Here an example of the algorithm:

![image.png](attachment:image-2.png)

## Importing the libraries and the dataset

In [1]:
import numpy as np

from collections import defaultdict

In [2]:
with open('data/sequencedb.txt', 'r') as f:
    lines = f.readlines()
    sequences_db = [line.strip() for line in lines if not line.startswith('>')]

with open('data/seqin.txt', 'r') as f:
    sequences_query = [line.strip() for line in f.readlines()]

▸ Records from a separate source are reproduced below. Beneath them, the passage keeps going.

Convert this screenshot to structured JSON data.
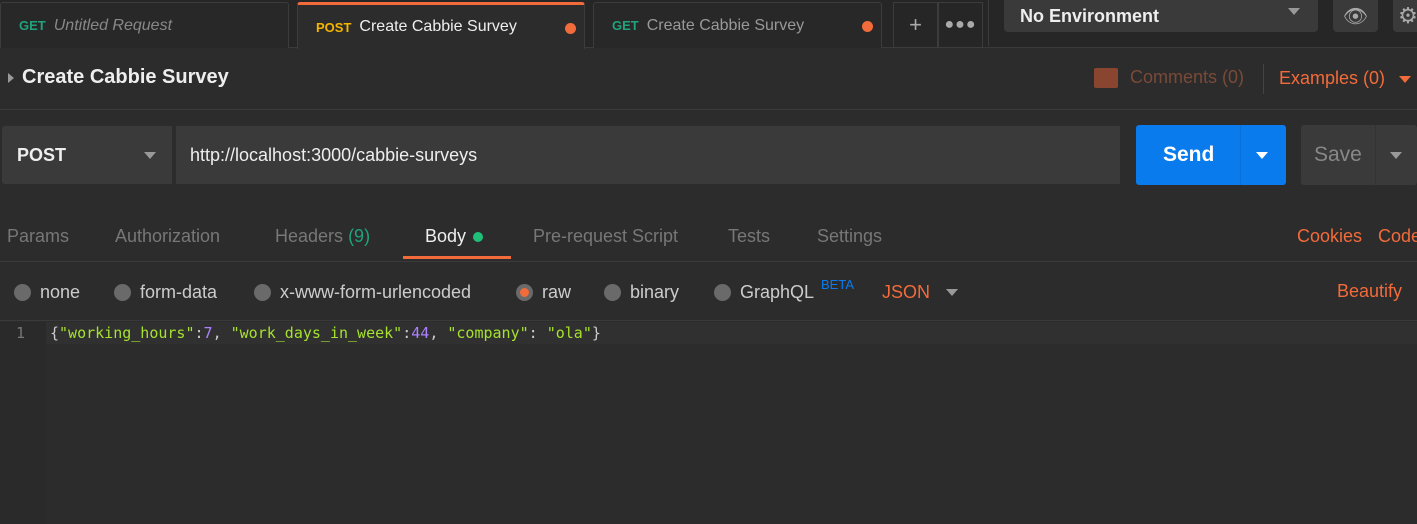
{
  "tabs": [
    {
      "method": "GET",
      "label": "Untitled Request",
      "active": false,
      "unsaved": false
    },
    {
      "method": "POST",
      "label": "Create Cabbie Survey",
      "active": true,
      "unsaved": true
    },
    {
      "method": "GET",
      "label": "Create Cabbie Survey",
      "active": false,
      "unsaved": true
    }
  ],
  "tabbar": {
    "new_tab_icon": "plus-icon",
    "more_icon": "ellipsis-icon"
  },
  "environment": {
    "selected": "No Environment"
  },
  "request": {
    "title": "Create Cabbie Survey",
    "comments": "Comments (0)",
    "examples": "Examples (0)",
    "method": "POST",
    "url": "http://localhost:3000/cabbie-surveys",
    "send": "Send",
    "save": "Save"
  },
  "request_tabs": [
    {
      "label": "Params"
    },
    {
      "label": "Authorization"
    },
    {
      "label": "Headers",
      "count": "(9)"
    },
    {
      "label": "Body",
      "active": true
    },
    {
      "label": "Pre-request Script"
    },
    {
      "label": "Tests"
    },
    {
      "label": "Settings"
    }
  ],
  "right_links": {
    "cookies": "Cookies",
    "code": "Code"
  },
  "body_types": [
    "none",
    "form-data",
    "x-www-form-urlencoded",
    "raw",
    "binary",
    "GraphQL"
  ],
  "body_selected": "raw",
  "beta": "BETA",
  "format": "JSON",
  "beautify": "Beautify",
  "editor": {
    "line_number": "1",
    "tokens": [
      {
        "t": "{",
        "c": "#ccc"
      },
      {
        "t": "\"working_hours\"",
        "c": "#a6e22e"
      },
      {
        "t": ":",
        "c": "#ccc"
      },
      {
        "t": "7",
        "c": "#ae81ff"
      },
      {
        "t": ", ",
        "c": "#ccc"
      },
      {
        "t": "\"work_days_in_week\"",
        "c": "#a6e22e"
      },
      {
        "t": ":",
        "c": "#ccc"
      },
      {
        "t": "44",
        "c": "#ae81ff"
      },
      {
        "t": ", ",
        "c": "#ccc"
      },
      {
        "t": "\"company\"",
        "c": "#a6e22e"
      },
      {
        "t": ": ",
        "c": "#ccc"
      },
      {
        "t": "\"ola\"",
        "c": "#a6e22e"
      },
      {
        "t": "}",
        "c": "#ccc"
      }
    ]
  },
  "colors": {
    "accent": "#f26b3a",
    "send": "#097bed",
    "get": "#1fa37a",
    "post": "#f4b400"
  }
}
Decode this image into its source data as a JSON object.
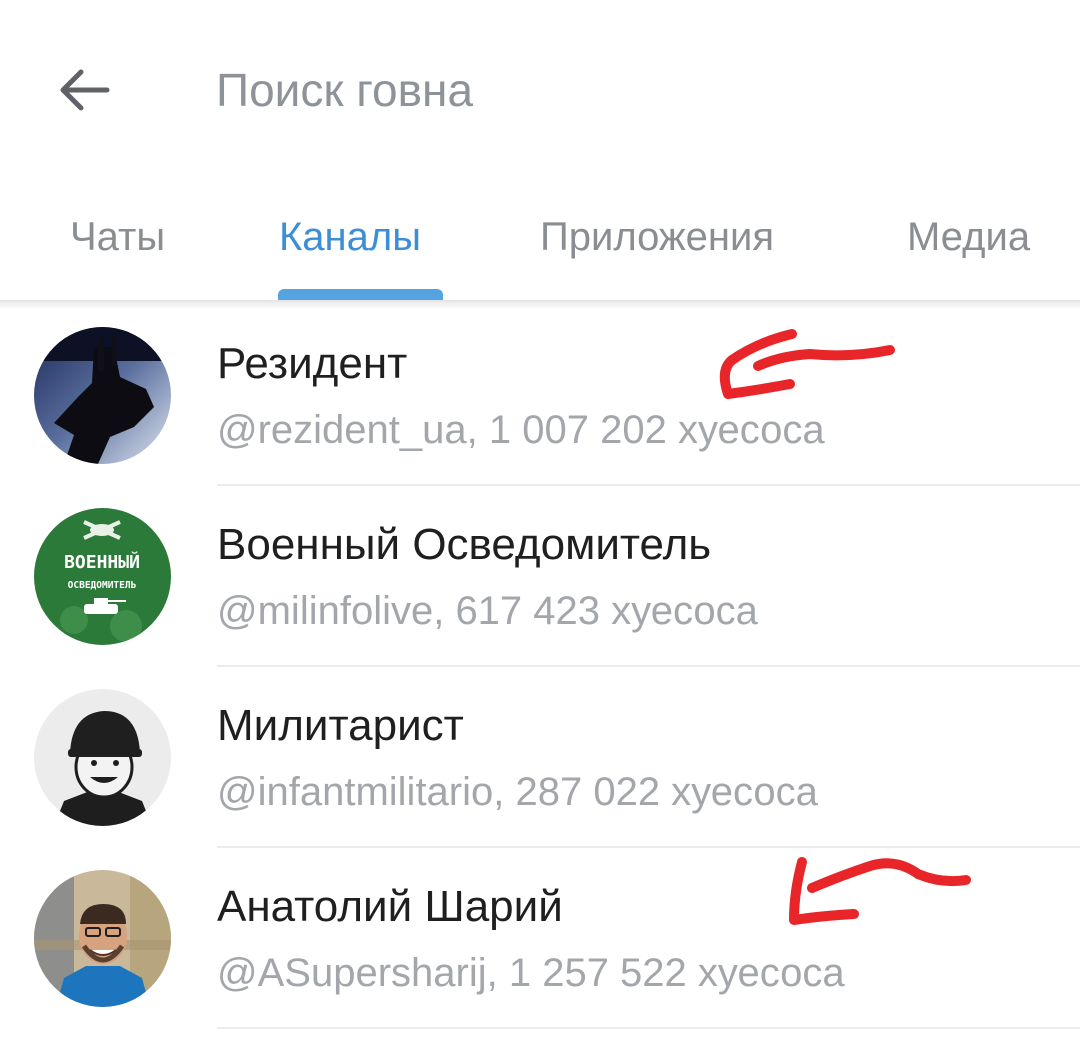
{
  "header": {
    "back_icon": "arrow-left-icon",
    "search_value": "",
    "search_placeholder": "Поиск говна"
  },
  "tabs": [
    {
      "label": "Чаты",
      "active": false
    },
    {
      "label": "Каналы",
      "active": true
    },
    {
      "label": "Приложения",
      "active": false
    },
    {
      "label": "Медиа",
      "active": false
    }
  ],
  "colors": {
    "accent": "#3c8fd6",
    "indicator": "#56a3e1",
    "secondary_text": "#a3a6aa",
    "annotation": "#e8262a"
  },
  "channels": [
    {
      "name": "Резидент",
      "subtitle": "@rezident_ua, 1 007 202 хуесоса",
      "avatar": "dark-silhouette-avatar"
    },
    {
      "name": "Военный Осведомитель",
      "subtitle": "@milinfolive, 617 423 хуесоса",
      "avatar": "green-badge-avatar",
      "avatar_text_1": "ВОЕННЫЙ",
      "avatar_text_2": "ОСВЕДОМИТЕЛЬ"
    },
    {
      "name": "Милитарист",
      "subtitle": "@infantmilitario, 287 022 хуесоса",
      "avatar": "helmet-cartoon-avatar"
    },
    {
      "name": "Анатолий Шарий",
      "subtitle": "@ASupersharij, 1 257 522 хуесоса",
      "avatar": "photo-person-avatar"
    }
  ],
  "annotations": [
    "red-arrow-scribble",
    "red-arrow-scribble"
  ]
}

alphabet = ['A', 'C', 'G', 'T']
poslist_db = dict()

In [3]:
class SeqPosList:
    def __init__(self, sequence: str) -> None:
        self.sequence = sequence
        self.pos_list = defaultdict(list)
    

    def sequential_join(self, other: 'SeqPosList') -> 'SeqPosList':
        assert self.sequence[:-1] == other.sequence[:-1], 'Sequences must share the same prefix'
        
        new_pos_list = defaultdict(list)

        for i in other.pos_list:
            if i in self.pos_list:
                for p in other.pos_list[i]:
                    # If exists q in self.pos_list[i] such that q < p, then we retain p
                    if p > self.pos_list[i][0]:
                        new_pos_list[i].append(p)
        
        res = SeqPosList(self.sequence + other.sequence[-1])
        res.pos_list = new_pos_list
        return res

In [4]:

# Preprocessing for each symbol in the alphabet
for symbol in alphabet:
    poslist_db[symbol] = SeqPosList(symbol)

for i in range(len(sequences_db)):
    seq = sequences_db[i]
    for j in range(len(seq)):
        poslist_db[seq[j]].pos_list[i].append(j)


In [5]:
def compute_support(seq: str) -> SeqPosList:
    """Compute the support of a sequence and insert it into the database"""

    # Base case
    if seq in poslist_db:
        return poslist_db[seq]
    
    r_a = compute_support(seq[:-1])
    r_b = compute_support(seq[:-2] + seq[-1])
    
    if len(r_a.pos_list.keys()) == 0 or len(r_b.pos_list.keys()) == 0:
        poslist_db[seq] = SeqPosList(seq)
        return poslist_db[seq]

    r_ab = r_a.sequential_join(r_b)
    poslist_db[seq] = r_ab

    return poslist_db[seq]

In [6]:
for seq in sequences_query:
    compute_support(seq)
    print(f'Support of {seq} is: {len(poslist_db[seq].pos_list.keys())}')

Support of TAT is: 1062
Support of CCAA is: 1061
Support of CAGAA is: 1061
Support of TCATTT is: 1062
Support of GCCG is: 1056
Support of GTCAA is: 1060
Support of ACGT is: 1062
Support of CAAAAAA is: 1062
Support of AAAAAA is: 1062
Support of AGGCT is: 1054
Support of TTTAAACCCGG is: 1038
Support of TAGGCA is: 1053


Let's try out a sequence to see whether we give the correct output.

There are 1062 sequences in the database.
- First we examine which sequence doesn't contain 'CCAA'
- Next we examine which sequence doesn't contain 'CAGAA'
- Finally we examine which sequence doesn't contain 'GTCAA'

In [7]:
set(np.arange(len(sequences_db))).difference(set(list(poslist_db['CCAA'].pos_list.keys()))) 

{31}

In [8]:
sequences_db[31]

'AATAAACAATAGAATAAAAGAAAAAGGAGATGGGAGTATGAGAAAAAA'

In [9]:
set(np.arange(len(sequences_db))).difference(set(list(poslist_db['CAGAA'].pos_list.keys()))) 

{30}

In [10]:
sequences_db[30]

'TTTTTTCTCATACTCCCATCTCCTTTTTCTTTTATTCTATTGTTTATT'

In [11]:
set(np.arange(len(sequences_db))).difference(set(list(poslist_db['GTCAA'].pos_list.keys()))) 

{30, 31}

It seems that we got the correct output.